Greece slams Turkey over illegal migrants

BRUSSELS - Agence France-Presse
Greece slams Turkey over illegal migrants

An immigrant living in Greece takes part in a pro-immigrant demonstration in Athens. AFP photo

Greece, under EU fire for failing to keep illegal migrants out of Europe, roundly shifted the blame on to Turkey as it vowed April 26 to gather and repatriate those trying to sneak in illegally.

Speaking as migration emerges as one of Europe’s most sensitive political issues, Greece’s Citizen’s Protection Minister Michalis Chryssohoidis called on the European Union to ensure Turkey respect agreements to repatriate illegals as he vowed Athens would tighten its own controls.

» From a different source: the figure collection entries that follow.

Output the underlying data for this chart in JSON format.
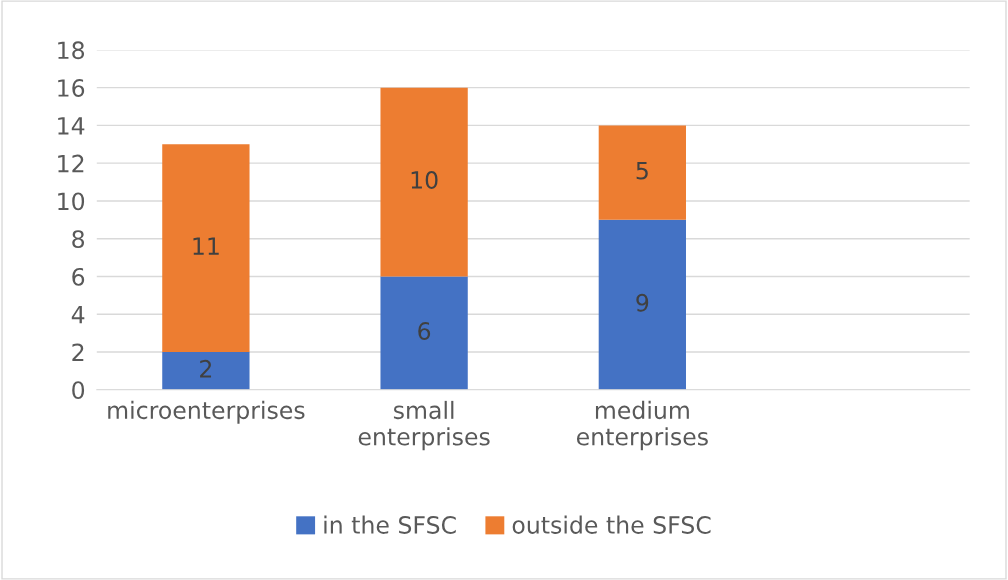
{
  "chart_data": {
    "type": "bar",
    "stacked": true,
    "categories": [
      "microenterprises",
      "small\nenterprises",
      "medium\nenterprises",
      null
    ],
    "series": [
      {
        "name": "in the SFSC",
        "color": "#4472c4",
        "values": [
          2,
          6,
          9,
          null
        ]
      },
      {
        "name": "outside the SFSC",
        "color": "#ed7d31",
        "values": [
          11,
          10,
          5,
          null
        ]
      }
    ],
    "ylim": [
      0,
      18
    ],
    "yticks": [
      0,
      2,
      4,
      6,
      8,
      10,
      12,
      14,
      16,
      18
    ],
    "grid": "y",
    "legend": "bottom",
    "data_labels": true
  }
}
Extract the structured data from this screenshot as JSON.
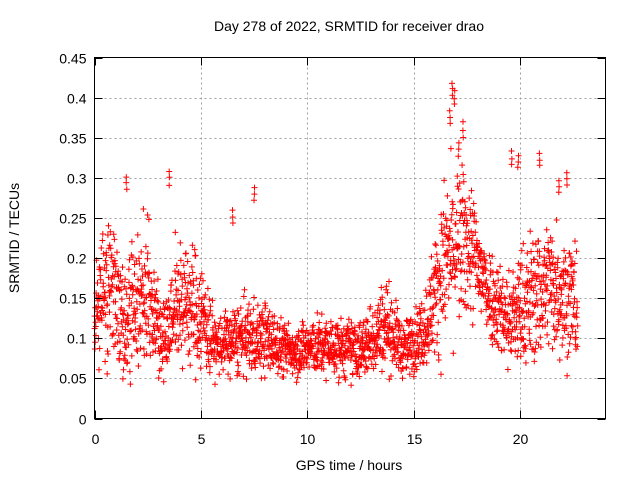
{
  "chart_data": {
    "type": "scatter",
    "title": "Day 278 of 2022, SRMTID for receiver drao",
    "xlabel": "GPS time / hours",
    "ylabel": "SRMTID / TECUs",
    "xlim": [
      0,
      24
    ],
    "ylim": [
      0,
      0.45
    ],
    "xticks": [
      0,
      5,
      10,
      15,
      20
    ],
    "xtick_labels": [
      "0",
      "5",
      "10",
      "15",
      "20"
    ],
    "yticks": [
      0,
      0.05,
      0.1,
      0.15,
      0.2,
      0.25,
      0.3,
      0.35,
      0.4,
      0.45
    ],
    "ytick_labels": [
      "0",
      "0.05",
      "0.1",
      "0.15",
      "0.2",
      "0.25",
      "0.3",
      "0.35",
      "0.4",
      "0.45"
    ],
    "grid": true,
    "marker": "+",
    "color": "#ff0000",
    "series": [
      {
        "name": "SRMTID",
        "profile": [
          {
            "x": 0.0,
            "y": 0.13,
            "spread": 0.06
          },
          {
            "x": 0.8,
            "y": 0.17,
            "spread": 0.09
          },
          {
            "x": 1.5,
            "y": 0.13,
            "spread": 0.08
          },
          {
            "x": 2.5,
            "y": 0.16,
            "spread": 0.1
          },
          {
            "x": 3.2,
            "y": 0.1,
            "spread": 0.05
          },
          {
            "x": 4.0,
            "y": 0.15,
            "spread": 0.09
          },
          {
            "x": 5.0,
            "y": 0.13,
            "spread": 0.08
          },
          {
            "x": 5.7,
            "y": 0.09,
            "spread": 0.04
          },
          {
            "x": 7.0,
            "y": 0.1,
            "spread": 0.05
          },
          {
            "x": 8.0,
            "y": 0.1,
            "spread": 0.05
          },
          {
            "x": 9.0,
            "y": 0.085,
            "spread": 0.035
          },
          {
            "x": 10.5,
            "y": 0.09,
            "spread": 0.04
          },
          {
            "x": 12.5,
            "y": 0.085,
            "spread": 0.04
          },
          {
            "x": 13.7,
            "y": 0.12,
            "spread": 0.06
          },
          {
            "x": 14.5,
            "y": 0.085,
            "spread": 0.035
          },
          {
            "x": 15.5,
            "y": 0.11,
            "spread": 0.05
          },
          {
            "x": 16.5,
            "y": 0.2,
            "spread": 0.11
          },
          {
            "x": 17.5,
            "y": 0.22,
            "spread": 0.1
          },
          {
            "x": 18.5,
            "y": 0.16,
            "spread": 0.06
          },
          {
            "x": 19.5,
            "y": 0.12,
            "spread": 0.07
          },
          {
            "x": 20.5,
            "y": 0.15,
            "spread": 0.09
          },
          {
            "x": 21.5,
            "y": 0.17,
            "spread": 0.09
          },
          {
            "x": 22.7,
            "y": 0.14,
            "spread": 0.09
          }
        ],
        "outliers": [
          {
            "x": 1.5,
            "y": 0.303
          },
          {
            "x": 3.5,
            "y": 0.31
          },
          {
            "x": 6.5,
            "y": 0.263
          },
          {
            "x": 7.5,
            "y": 0.291
          },
          {
            "x": 16.8,
            "y": 0.42
          },
          {
            "x": 16.9,
            "y": 0.41
          },
          {
            "x": 16.7,
            "y": 0.385
          },
          {
            "x": 17.3,
            "y": 0.37
          },
          {
            "x": 17.1,
            "y": 0.345
          },
          {
            "x": 19.6,
            "y": 0.335
          },
          {
            "x": 19.9,
            "y": 0.33
          },
          {
            "x": 20.9,
            "y": 0.333
          },
          {
            "x": 22.2,
            "y": 0.31
          },
          {
            "x": 21.8,
            "y": 0.3
          }
        ]
      }
    ]
  }
}
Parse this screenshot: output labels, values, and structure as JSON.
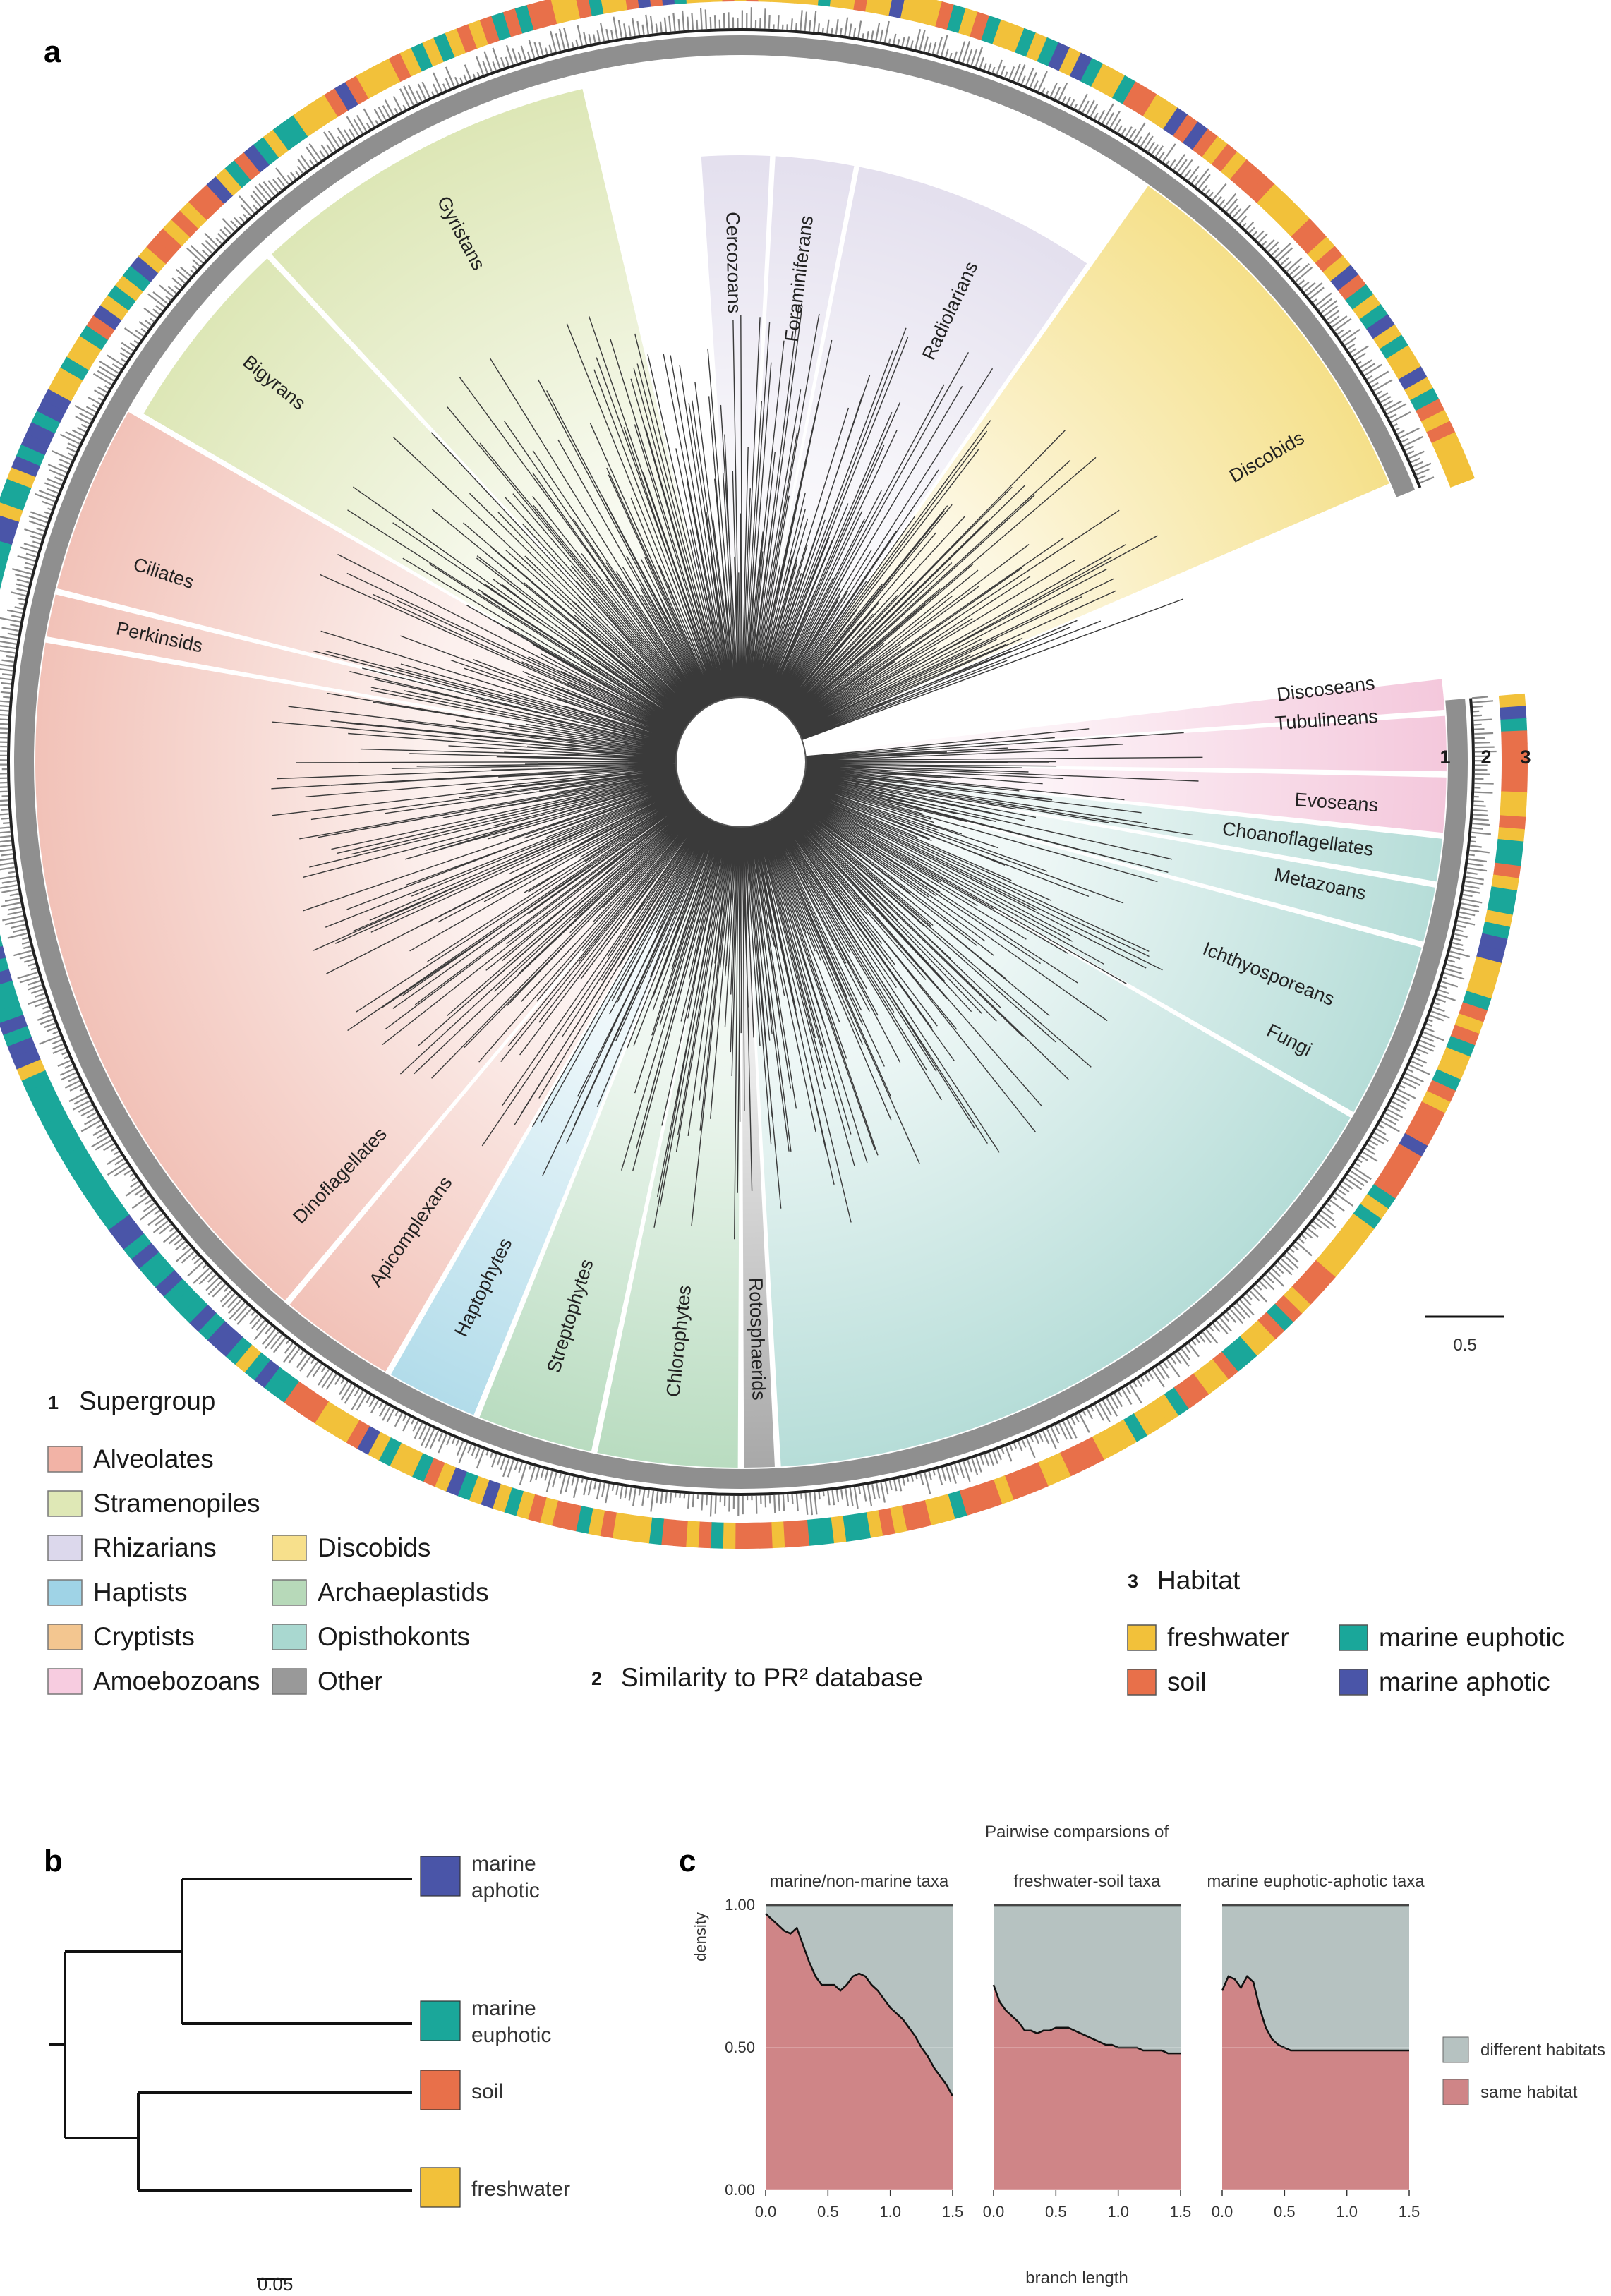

“Turkey our neighbor so far has made no effort to stop illegal migration flows.” “This is a European problem,” he said at a European Parliament hearing where he vowed Greece was determined to clear its reputation for porous borders.

Upgraded facilities
The minister, a Socialist veteran, said Athens would upgrade facilities for asylum seekers while opening “in three or four days” the first of a series of “closed” detention centers, enabling authorities to clear streets of undocumented foreigners. “Now things will change,” he said as he pledged to tighten borders, improve policing and keep illegal workers out as austerity-hit Greeks point the finger at migrants in the run-up to the Greek election. But repatriating illegal aliens remained a problem as long as Turkey failed to abide by a so-called “readmission” accord under which it agreed to take back migrants who slipped across its border with Greece.

Chryssohoidis said that in the decade since the accord was struck, Turkey had agreed to take back less than 4,000 people despite requests for tens of thousands of “readmissions.” The EU also needed to make it an obligation for all third countries associated with migratory flows to agree to take back their nationals when they signed accords with Brussels, he said.

As war, chaos and poverty sends droves of people fleeing hot-spots from Iraq to Somalia, the situation was likely to worsen before it improved, he said. “We cannot integrate all these people,” he said, many of them flying into Turkey on low-cost flights from hungry corners of Africa. “We have a huge number of illegal migrants and it’s a huge burden. I would appeal to you for cooperation and solidarity.”